There's a somewhat rare case when the Pleroma application completely shuts down, but the system process itself still exists and therefore it doesn't get restarted by init. That's the issue I talked about.
@phnt@nukie@Tij@mint if we can figure out what gets caught in the fast crash loop we can change the way it starts that service to prevent that from crippling the app
It's very hard to tell because even loading FE sometimes floods logs with DBConnection errors. Currently I have no way of at least somewhat reliably causing the crash.
There's one log in one of the other threads that at least partially crippled Pleroma into not listening on any ports and didn't cause a restart. https://fluffytail.org/notice/Al1dQDXk8Erhmg31sW
I'll look through my logs tomorrow for a proper log where Pleroma exited completely.

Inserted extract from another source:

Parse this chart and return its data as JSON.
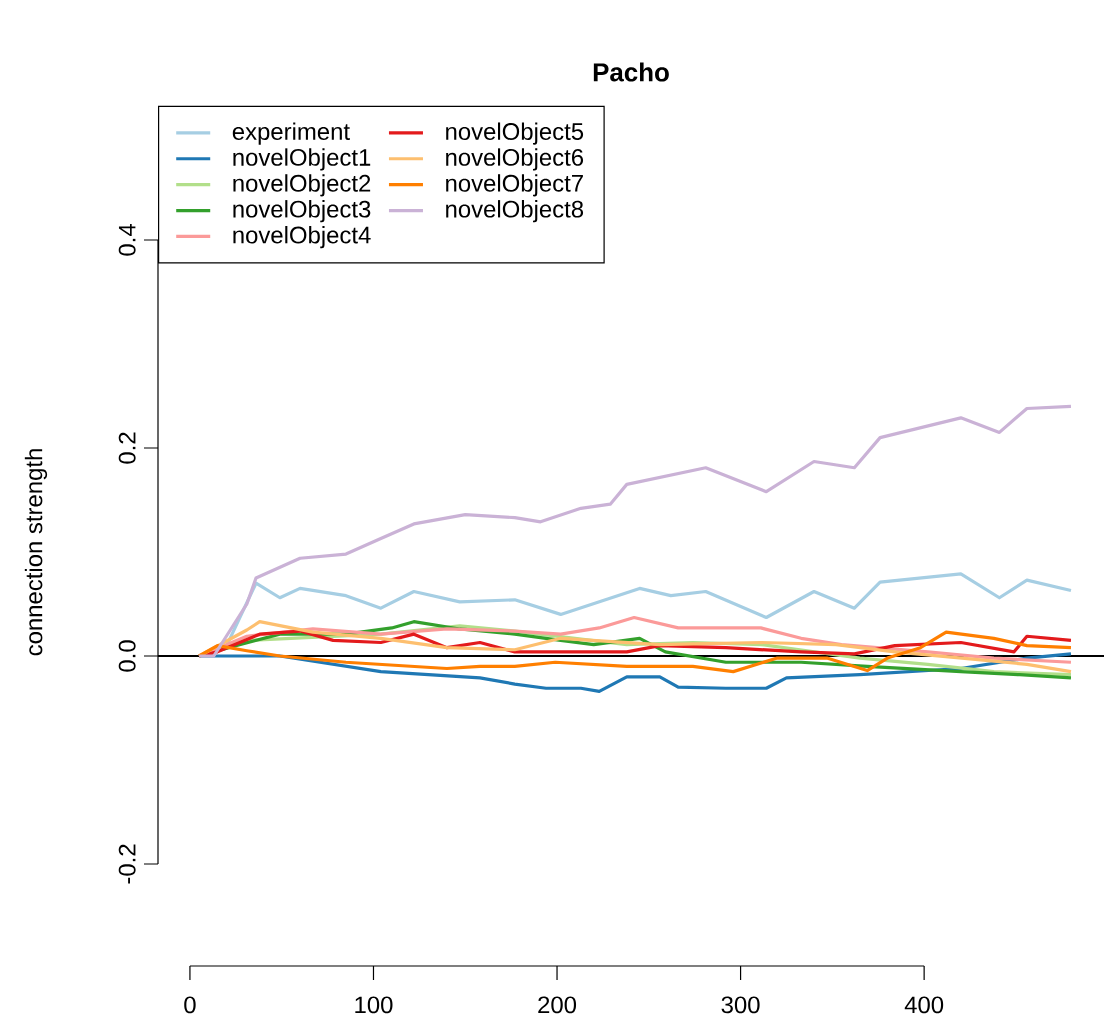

@feld Sorry for the delay. I've looked through my logs and the last time Pleroma shut down and restarted was 11 days (no crash or stalled federation since then) when I was still running Oban 2.13.6.
The logs are mostly the same as the ones in the other thread linked above. A lot of "connection not available and request was dropped from queue after X ms" or an occasional "connection closed by the pool, possibly due to a timeout..." messages coming from db_connection with even rarer "cancelling statement due to user request" messages coming from postgrex.
The db_connection errors always come in big batches usually when disk iowait increases which isn't under my control. It's not caused by Postgres autovacuum as that runs much more frequently.